There is no paradox with humans and belief in god, only for donkeys with hay.
Don't be disingenuous. You used Buridan's Ass as an argument against agnosticism, and I showed how it didn't validly apply.
Dark Matter wrote:
Agnostics most certainly have worldviews. It is impossible for an intellectually competent adult to not hold world views. Obviously. However, unlike theists, agnostics (and most atheists) don't claim that their views and perceptions reflect the absolute objective truth about the nature of reality.
In view of what I said, that is a biased, if not irrational, claim.
Ahem. Pot and the kettle much? If you believe in God as the ultimate [whatever] of reality then you are making truth claims about the absolute nature of reality.
Dark Matter wrote:
This thread is ultimately about humility...
Your hate and vitriol belies that; it's about you needing to be right.
It's not hate and vitriol, it's irritation and impatience with your creative squirming. Raised in the dramatic language of myth and lost in the romanticisation of phenomena, theists seem to almost be invariably tragic drama queens. You take cheap "drive by" pot shots without substantiation or depth and then whine and desperately obfuscate when challenged.
Me wrote:Thus I am agnostic. I'm not playing games with this, looking for life hacks or claiming things I cannot possibly know. I am just interested - curious, hungry to know more. Of course I'm atheist to Yahweh, the big man in the sky, but the nature of the larger stage of reality is beyond my ken - or anyone's, if they care/dare to admit it.

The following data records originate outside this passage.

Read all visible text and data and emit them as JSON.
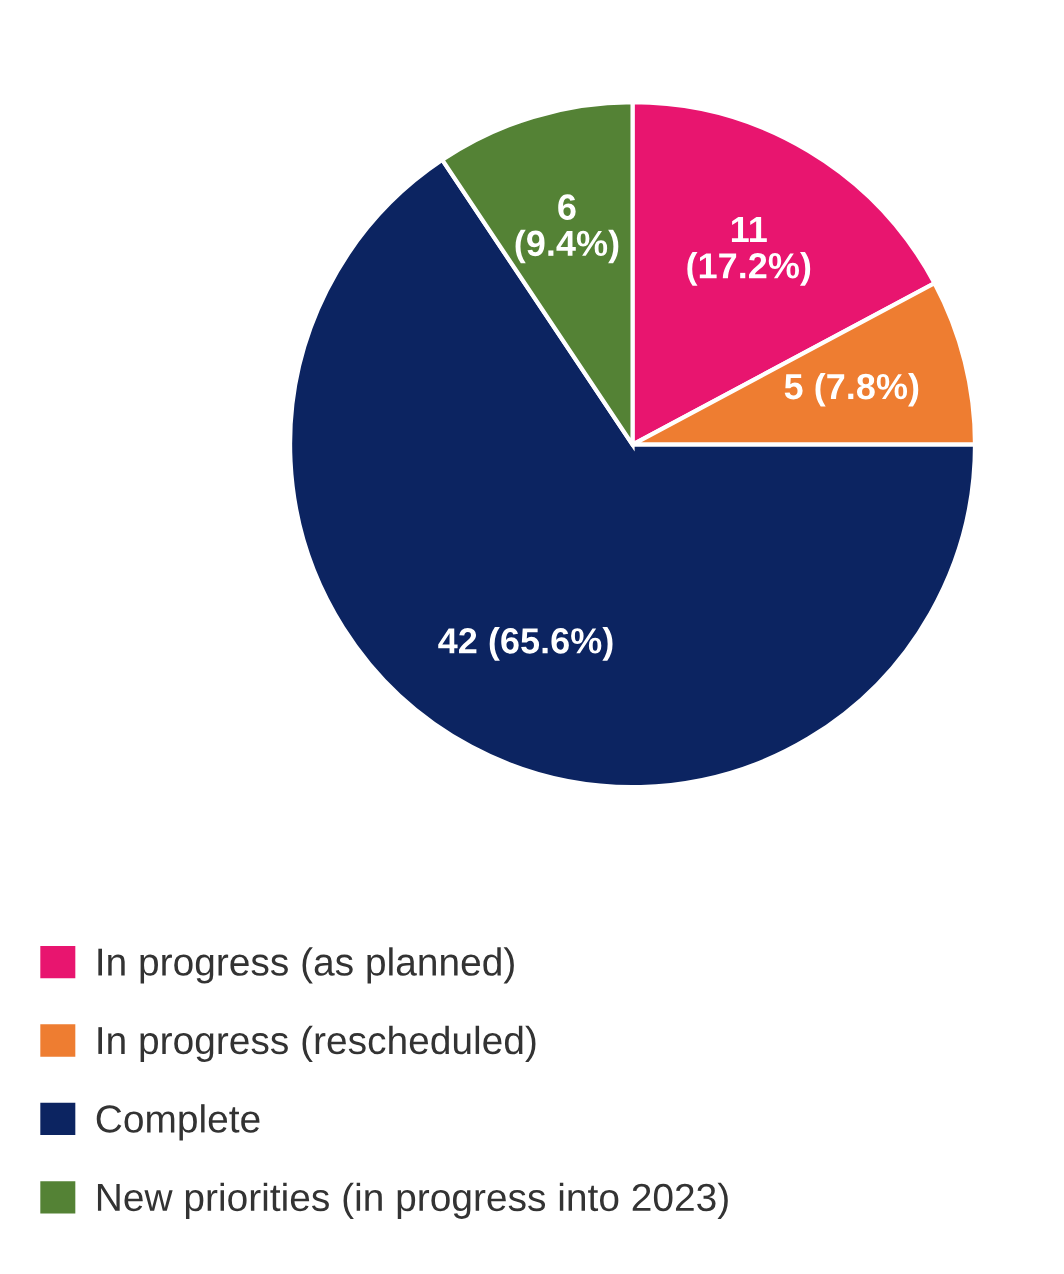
{
  "chart_data": {
    "type": "pie",
    "categories": [
      "In progress (as planned)",
      "In progress (rescheduled)",
      "Complete",
      "New priorities (in progress into 2023)"
    ],
    "values": [
      11,
      5,
      42,
      6
    ],
    "colors": [
      "#e8156f",
      "#ee7d31",
      "#0c2461",
      "#548235"
    ],
    "value_labels": [
      "11\n(17.2%)",
      "5 (7.8%)",
      "42 (65.6%)",
      "6\n(9.4%)"
    ],
    "legend": "bottom left"
  }
}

Dark Matter wrote:Are you also agnostic regarding what a human being is? A conception of that is critical to a coherent worldview.
Hurrah, something useful with which to engage. If I was a melodramatic theist, steeped in the blood and thunder of mystical texts, I might claim that humans are the closest expression in the universe to God so far (at least in this part of the galaxy). However, I am just an agnostic so I find other angles more compelling.
To start, I am generally awed by reality and think that the business of our lives forces us to take the miraculous for granted, to treat the extraordinary as ordinary. None of it - life, the universe etc is ordinary. Just 5% of the universe is matter, and almost all of that is plasma. This makes even the humble space rock is a rare gem in the greater scheme of things. So then how extraordinary is life? Intelligent life? Humans?
So I see humans as jaw-droppingly weird, wonderful and sometimes scary technological apes, the biosphere's most eloquent expression so far, and the funniest! IMO when one sees clearly, in the greater scheme of things humans are extremely funny animals - playful, sly, goofy, clumsy and sometimes brilliant. I gloss over humanity's faults as growing pains. We personally are here for a short time but life and humanity is the long game, and over long periods the extraordinary happens. The lunacy that people complain about will not always be the norm.
So we humans are a stepping stone to the next leap in evolution, and quite possibly we will enable the reproduction of Earth organisms' DNA and creation of new evolutionary paths on other worlds, achieving levels of sophistication that we cannot even imagine.
So what do you think a human being is? Another question - seriously - what do you think a tree is?